Reports of Native Church Board Meetings

In New Zealand, during the 1860s, Māori were conflicted between their faith in Christianity and their adherence to the Anglican Church, which many of them viewed as working on behalf of the Crown.

The New Zealand Wars resulted in many Māori losing confidence in the Church and distrusting its leaders. The extensive land confiscations in the Waikato received little comment or protest from Pākehā Anglicans. (‘The Anglican Church and Māori, 1842-1928’ Earle Howe in ‘Living Legacy : A History of the Diocese of Auckland’ ed. Alan Davidson, p. 157).

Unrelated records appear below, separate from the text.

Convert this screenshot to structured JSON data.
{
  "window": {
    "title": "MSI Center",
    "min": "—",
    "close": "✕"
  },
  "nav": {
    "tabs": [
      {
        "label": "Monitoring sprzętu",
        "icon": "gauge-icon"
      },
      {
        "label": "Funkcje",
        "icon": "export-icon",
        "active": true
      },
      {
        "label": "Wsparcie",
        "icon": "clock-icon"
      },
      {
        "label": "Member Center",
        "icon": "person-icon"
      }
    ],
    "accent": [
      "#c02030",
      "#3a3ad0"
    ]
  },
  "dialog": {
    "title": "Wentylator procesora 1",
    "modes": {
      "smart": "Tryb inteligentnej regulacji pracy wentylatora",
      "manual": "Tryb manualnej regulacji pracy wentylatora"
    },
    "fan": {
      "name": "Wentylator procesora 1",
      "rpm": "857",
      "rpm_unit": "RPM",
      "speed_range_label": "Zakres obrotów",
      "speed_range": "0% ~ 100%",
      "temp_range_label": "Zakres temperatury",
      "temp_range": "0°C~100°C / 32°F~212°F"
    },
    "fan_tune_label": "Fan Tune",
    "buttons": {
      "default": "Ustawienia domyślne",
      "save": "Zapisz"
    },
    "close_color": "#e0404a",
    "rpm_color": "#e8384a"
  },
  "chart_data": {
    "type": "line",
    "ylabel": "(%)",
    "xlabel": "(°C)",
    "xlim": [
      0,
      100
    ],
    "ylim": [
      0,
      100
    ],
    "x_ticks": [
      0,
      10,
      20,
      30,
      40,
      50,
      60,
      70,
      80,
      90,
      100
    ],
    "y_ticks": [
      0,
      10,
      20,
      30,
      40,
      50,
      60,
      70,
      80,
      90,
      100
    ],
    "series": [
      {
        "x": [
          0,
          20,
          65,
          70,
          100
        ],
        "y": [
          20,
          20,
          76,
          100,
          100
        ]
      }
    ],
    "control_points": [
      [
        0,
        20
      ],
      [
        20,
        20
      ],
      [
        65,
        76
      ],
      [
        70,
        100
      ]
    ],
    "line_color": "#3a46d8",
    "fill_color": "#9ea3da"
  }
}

Seeking to continue the earlier missionary work undertaken by the Church Missionary Society, an amendment to the Church Constitution was passed at the 1868 General Synod to establish the Native Church Boards. This resulted in an increase in Māori Anglican clergy for the Church, aided by strong support from the Bishop of the Diocese of Auckland, William Garden Cowie. The Native Church Boards existed from 1870 to 1925 and published a series of reports on its proceedings during this time.

In Penny Griffith and Phil Parkinson’s annotated bibliography ‘Books in Māori 1815-1900 : Ngā Tānga Reo Māori’ some of these reports were listed as ‘no copy known’. However, a few of these were later discovered at the Kinder Library by our cataloguer, Helen Greenwood, in a bound volume of church publications (the title on the binding states ‘Diocesan Synod’) that once belonged to Diocese of Waikato, and before that, Bishop Cowie.

This find filled in some of the gaps of this important record of the Māori Church and is now available, along with the other reports we hold, on Pūmotomoto.